News & press releases

Benchmarking Real-Time Serverless Applications with owperf

Benchmarking real-time workloads requires suitable tooling for measuring event-to-response time. The CLASS project developed a suitable benchmarking tool called owperf for serverless workloads based on Apache OpenWhisk. In this article we present a short introduction to owperf and its capabilities.

Introduction

The CLASS project aims to deliver real-time big-data analytics. This implies responding to events with analytics computation distributed across the compute continuum (from edge to cloud) that yields desired insights. At the cloud, the CLASS architecture employs the serverless platform of Apache OpenWhisk [1] as a polyglot event-driven programming model. This way, different analytics tools, depending on the developer’s choice, can be invoked in response to events.

However, maintaining real-time response to events further requires that the responding code needs to execute under certain latency constraints. For example, response code execution may need to complete within a certain deadline after the triggering event’s occurrence, or it may need to be executed in a certain frequency, e.g., in response to a stream of events. Proving those real-time properties typically involves an empirical performance evaluation, in which events are generated, e.g., in a specific frequency, and the response time is measured and analyzed, looking for average, extremes and variance (“jitter”).

While Apache OpenWhisk (OW) has always provided tooling for performance evaluation of direct synchronous function invocation, such as wrk and gatling [2], it seemed to lack event-based tooling. Bridging the gap, CLASS has developed such a tool for OpenWhisk, called owperf [3]. This tool was presented to the OW community, accepted, and then merged into the core OW distribution. In the rest of this article, we will present a short overview of owperf.

Meet owperf

owperf provides several unique capabilities previously not found in OW performance tooling. First and foremost, it allows to benchmark rules, which bind events to actions (functions) in OW. Note that unlike a function invocation, a rule execution flow of event-response does not return to a caller, because there is no caller – so a standard RTT (Round-Trip Time) cannot be collected. Therefore, in order to measure the total time it takes from an event triggering (happening) to the response finishing, owperf cross-references¹ the local time at which the event trigger is invoked, with response processing timestamps taken from OW’s activation database. This technique leads to two more unique owperf capabilities – the ability to benchmark asynchronous invocations (i.e., invocations that do not return to the caller) and a detailed profiling of all benchmarks – including the overhead of OW itself – by leveraging the detailed timestamps in the OW activation DB. All this useful data – without needing to instrument OpenWhisk internally with monitoring code.

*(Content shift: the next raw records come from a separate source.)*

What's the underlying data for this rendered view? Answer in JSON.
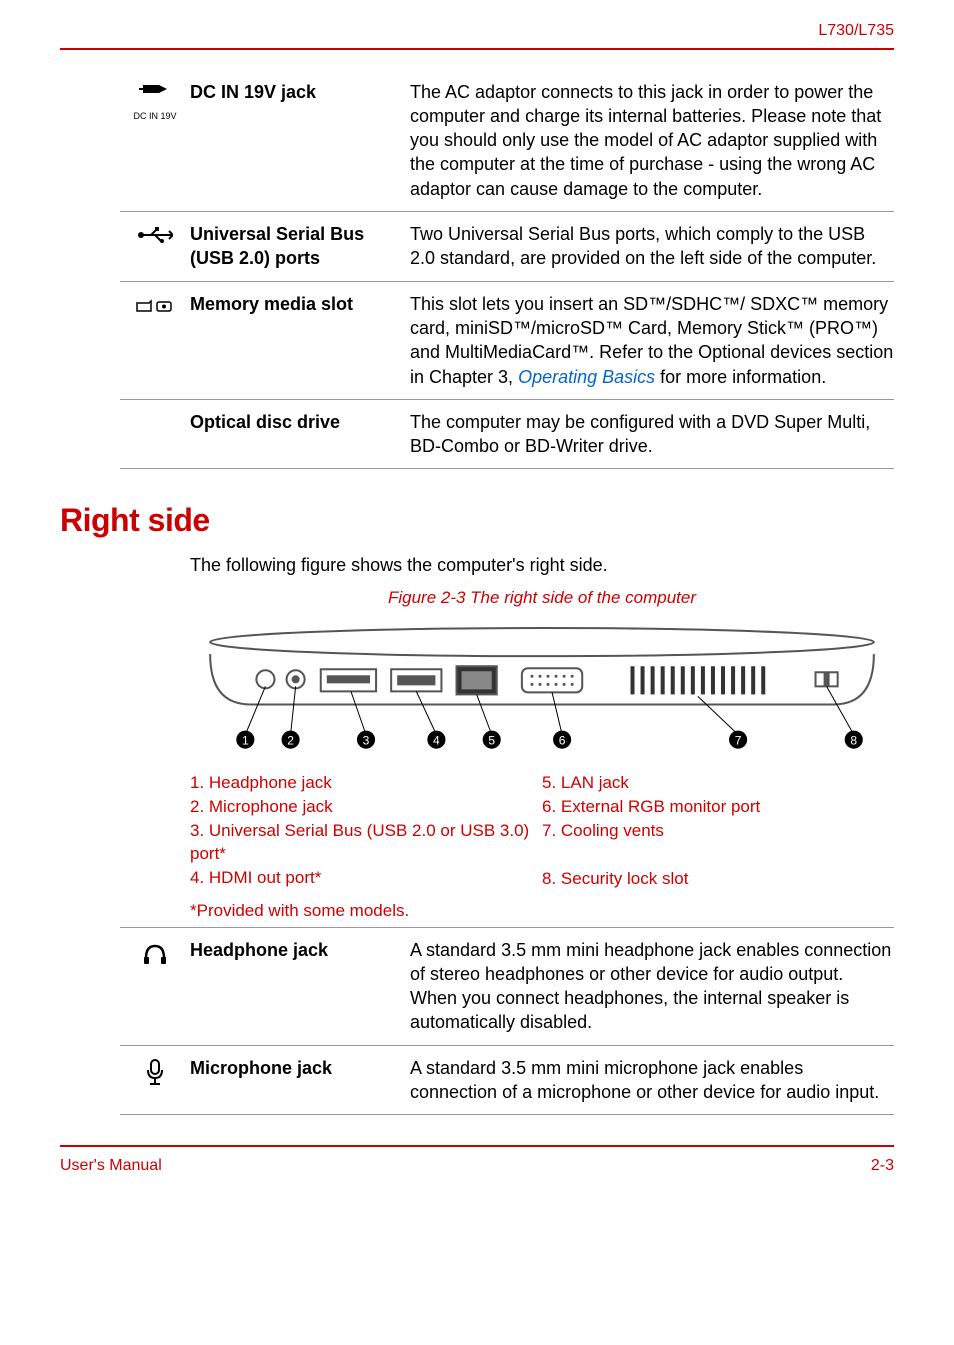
{
  "header": {
    "model": "L730/L735"
  },
  "topTable": {
    "rows": [
      {
        "iconMain": "⎓",
        "iconSub": "DC IN 19V",
        "term": "DC IN 19V jack",
        "desc": "The AC adaptor connects to this jack in order to power the computer and charge its internal batteries. Please note that you should only use the model of AC adaptor supplied with the computer at the time of purchase - using the wrong AC adaptor can cause damage to the computer."
      },
      {
        "iconMain": "⇔",
        "iconSub": "",
        "term": "Universal Serial Bus (USB 2.0) ports",
        "desc": "Two Universal Serial Bus ports, which comply to the USB 2.0 standard, are provided on the left side of the computer."
      },
      {
        "iconMain": "⎙",
        "iconSub": "",
        "term": "Memory media slot",
        "descPre": "This slot lets you insert an SD™/SDHC™/ SDXC™ memory card, miniSD™/microSD™ Card, Memory Stick™ (PRO™) and MultiMediaCard™. Refer to the Optional devices section in Chapter 3, ",
        "link": "Operating Basics",
        "descPost": " for more information."
      },
      {
        "iconMain": "",
        "iconSub": "",
        "term": "Optical disc drive",
        "desc": "The computer may be configured with a DVD Super Multi, BD-Combo or BD-Writer drive."
      }
    ]
  },
  "section": {
    "title": "Right side",
    "intro": "The following figure shows the computer's right side.",
    "figCaption": "Figure 2-3 The right side of the computer"
  },
  "callouts": {
    "left": [
      "1. Headphone jack",
      "2. Microphone jack",
      "3. Universal Serial Bus (USB 2.0 or USB 3.0) port*",
      "4. HDMI out port*"
    ],
    "right": [
      "5. LAN jack",
      "6. External RGB monitor port",
      "7. Cooling vents",
      "8. Security lock slot"
    ],
    "footnote": "*Provided with some models."
  },
  "bottomTable": {
    "rows": [
      {
        "iconMain": "🎧",
        "term": "Headphone jack",
        "desc": "A standard 3.5 mm mini headphone jack enables connection of stereo headphones or other device for audio output. When you connect headphones, the internal speaker is automatically disabled."
      },
      {
        "iconMain": "🎤",
        "term": "Microphone jack",
        "desc": "A standard 3.5 mm mini microphone jack enables connection of a microphone or other device for audio input."
      }
    ]
  },
  "footer": {
    "left": "User's Manual",
    "right": "2-3"
  }
}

In essence, owperf is a CLI tool, written in node.js, and has a rich set of options. Let’s look at using it for benchmarking events/rules through a simple example:

./owperf.sh –a rule –w 4 –i 1000 –S –T –e myEvent

Let’s break this down:

owperf.sh is the executable (a bash script that wraps the main owperf.js code).
–a rule specifies that this benchmark is of rules (events-to-actions).
–w 4 specifies that owperf should spin up 4 concurrent client workers.
–i 1000 specifies that the benchmark will last until the master worker (one of the client workers is always the master controlling the benchmark) has finished 1000 test iterations.
–S specifies “no setup”, meaning that owperf should use a custom setup of event, action and rules prepared by the user, instead of creating it. This is a typical choice for benchmarking serverless applications, combined with settings of event (for rule benchmark) or action (for action invocation benchmark).
–T specifies “no teardown”, meaning owperf should not remove the setup after the test. Again, a typical choice for benchmarking pre-made applications.
–e myEvent specifies that owperf workers should invoke the specific event trigger called “myEvent”.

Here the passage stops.